Caitlin Canty’s latest album, Quiet Flame, is out on June 23 and produced by by Chris Eldridge (Punch Brothers) and featuring a stellar band: Sarah Jarosz (mandolin, banjo, vocals), Brittany Haas (fiddle), and Paul Kowert (bass). Guests include Andrew Marlin and Noam Pikelny. Co-written with Annie Lynch, “Wild Heart” sets the scene with a pair running through the darkness chasing their hunger. The lyrics tell of living a dream that fades away as the sun comes up, and the bowed bass and fiddle duetting evoke the hunger at night and become the birdsong in the morning.
I cannot resist a song about frolicking lambs. Coming from Tim O’Brien’s upcoming album (out June 16), the song features lyrics contrasting the joyful rebirth of spring with the narrator’s advancing age. The record, Cup of Sugar, was written in the spring of 2022 and recorded in December 2022; the track features O’Brien on guitar and lead vocal with longtime band members Mike Bub (bass), Shad Cobb (fiddle), Jan Fabricius (mandolin and vocal), and Cory Walker (banjo).
A new single from The Mammals reflects on the messy and scrambly times that family brings us, especially after weathering “lockdown” together. Written by Ruth Merenda, the new song was born at The Milk Carton Kids‘ Sad Songs Summer Camp last year. According to Ruthy: “The assignment was to pick a ‘nugget’ and then illustrate it with one metaphor. I failed at making something tidy and concise but it has a vibe I think. I wrote it on Opal’s [her daughter’s] ukulele that my Mom made from scratch.”

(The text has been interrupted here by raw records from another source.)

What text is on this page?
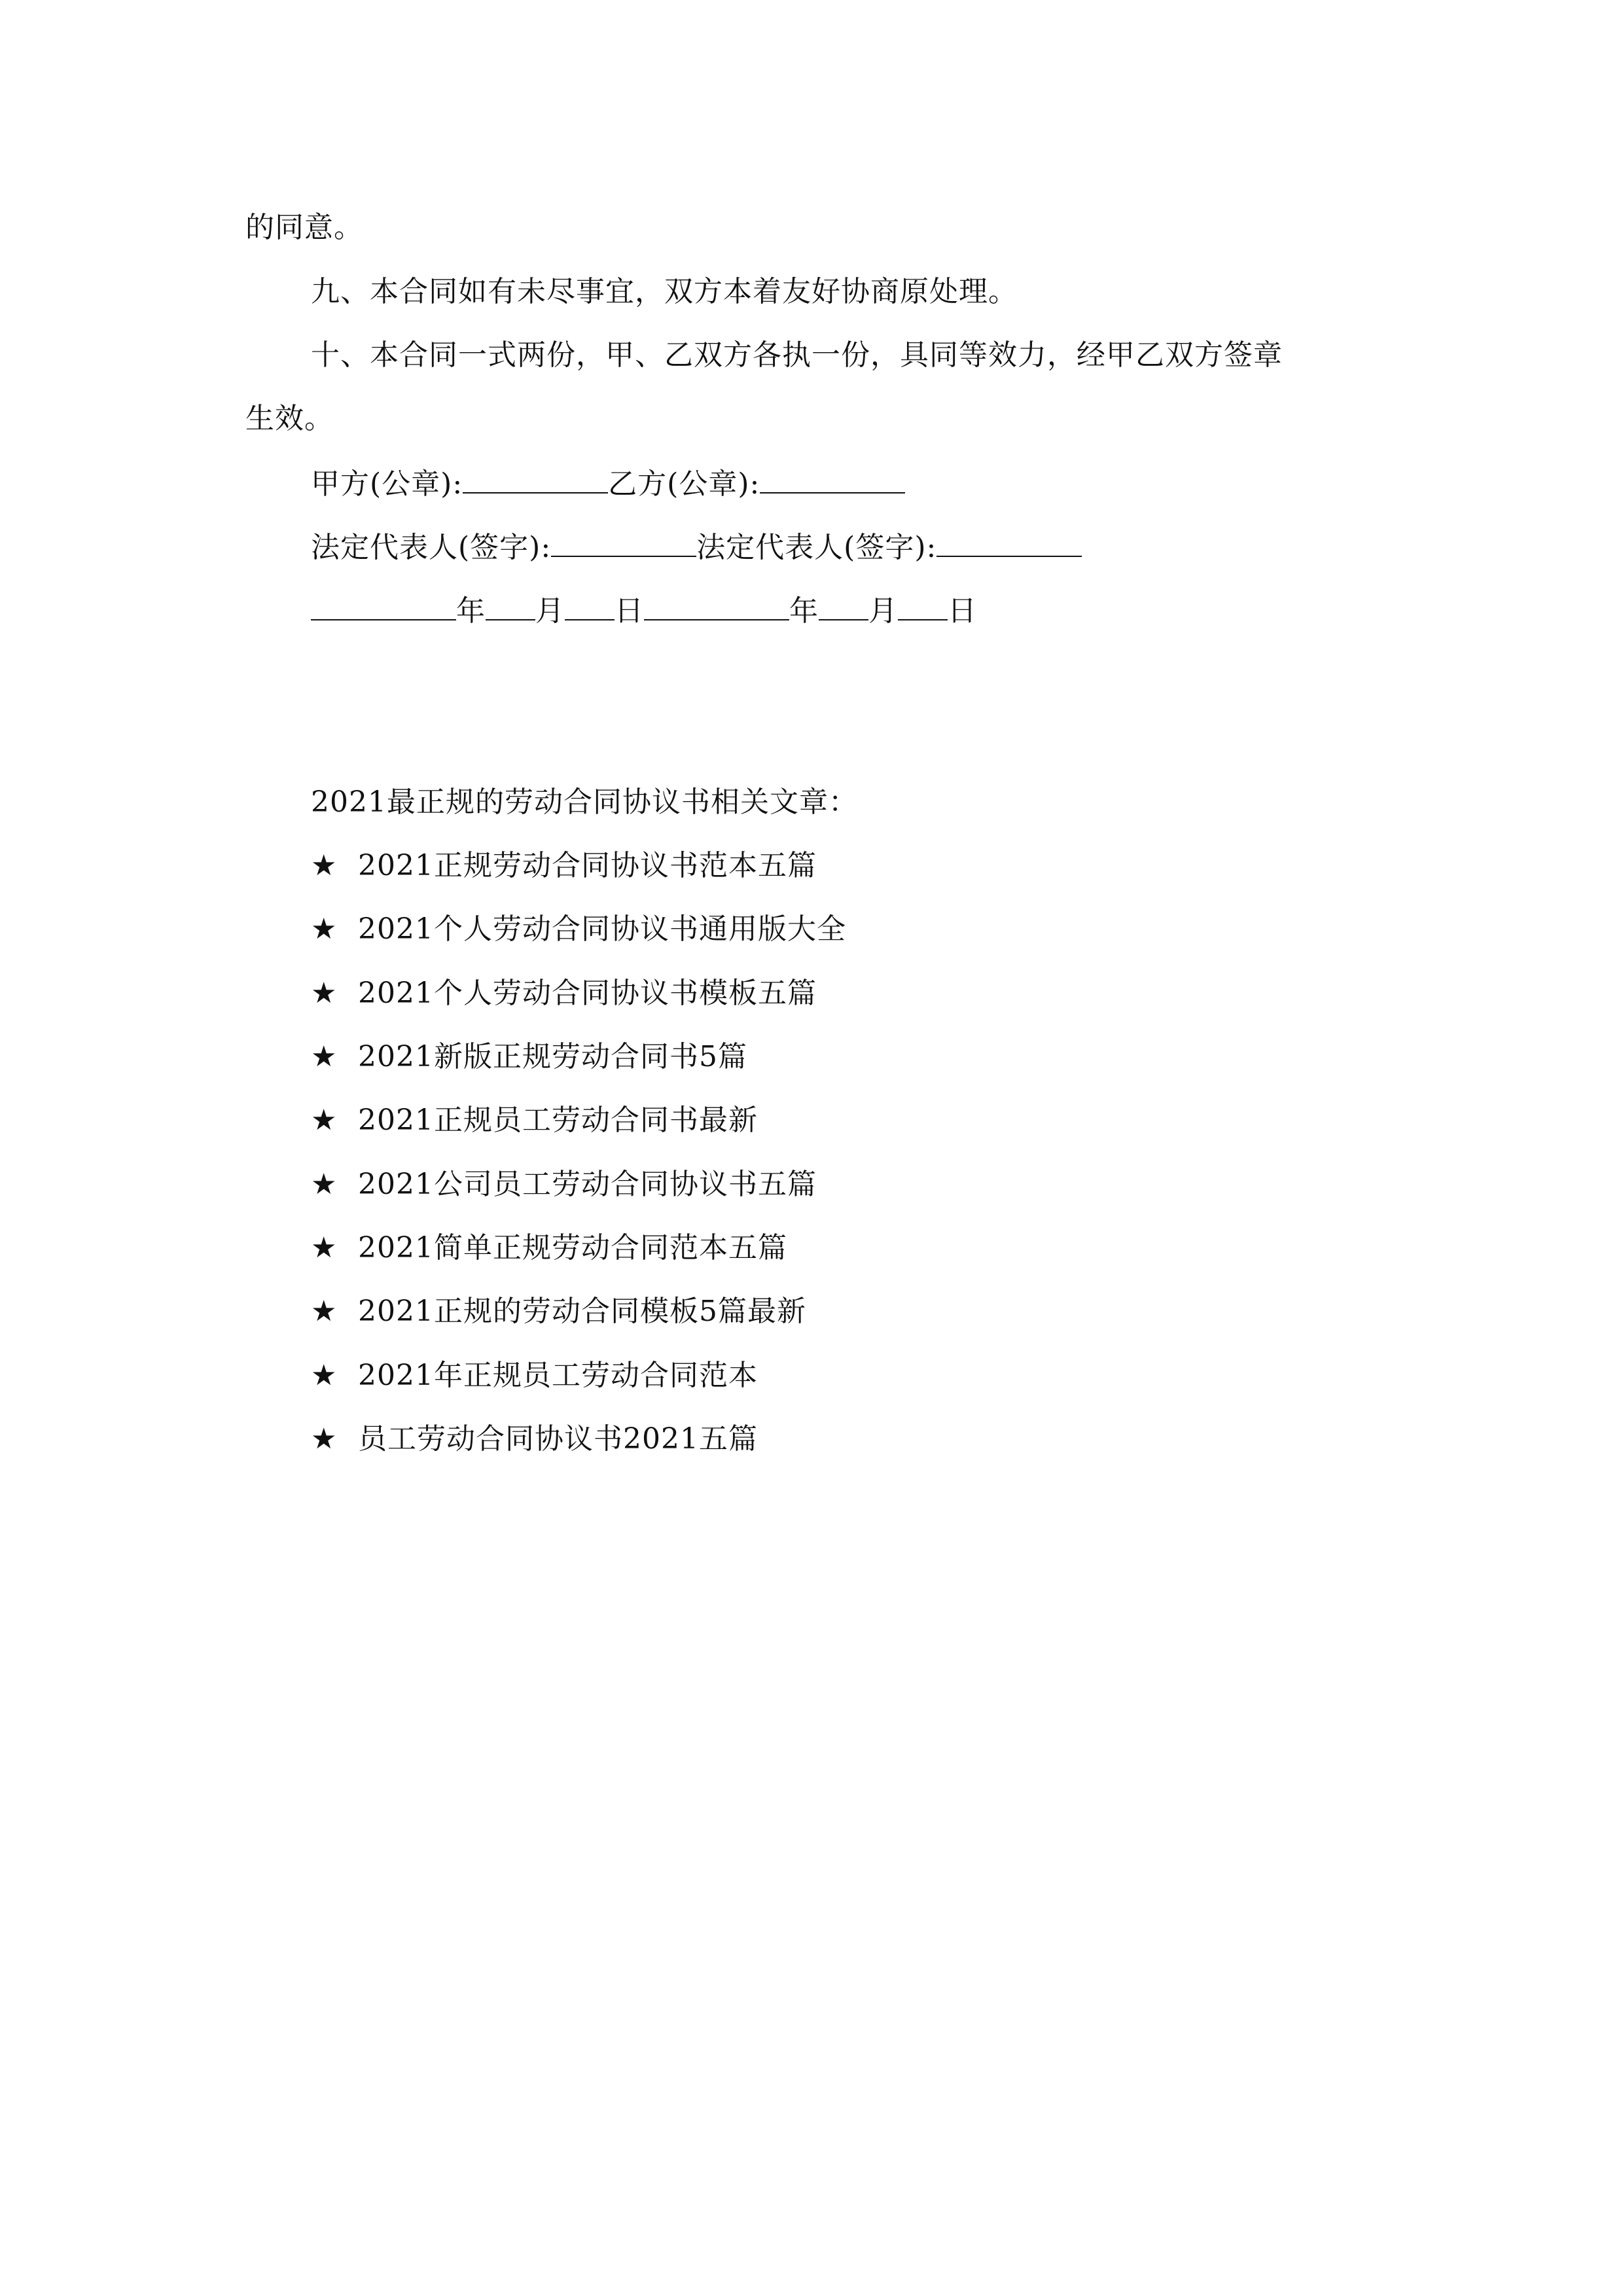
的同意。
九、本合同如有未尽事宜，双方本着友好协商原处理。
十、本合同一式两份，甲、乙双方各执一份，具同等效力，经甲乙双方签章
生效。
甲方(公章):	乙方(公章):
法定代表人(签字):	法定代表人(签字):
年 月 日	年 月 日
2021最正规的劳动合同协议书相关文章：
★ 2021正规劳动合同协议书范本五篇
★ 2021个人劳动合同协议书通用版大全
★ 2021个人劳动合同协议书模板五篇
★ 2021新版正规劳动合同书5篇
★ 2021正规员工劳动合同书最新
★ 2021公司员工劳动合同协议书五篇
★ 2021简单正规劳动合同范本五篇
★ 2021正规的劳动合同模板5篇最新
★ 2021年正规员工劳动合同范本
★ 员工劳动合同协议书2021五篇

Peter One left his home in Côte D’Ivoire (The Ivory Coast) in 1995 amid rising political unrest in the West African country that eventually boiled over into two civil wars in the 2000s. His life in the United States began in New York and then Delaware, before landing in Nashville, where he now lives. Along the way, he found community with fellow displaced Ivorians, including a friend who inspired a song from Peter One’s first new release in more than 30 years. Come Back to Me is out on May 5.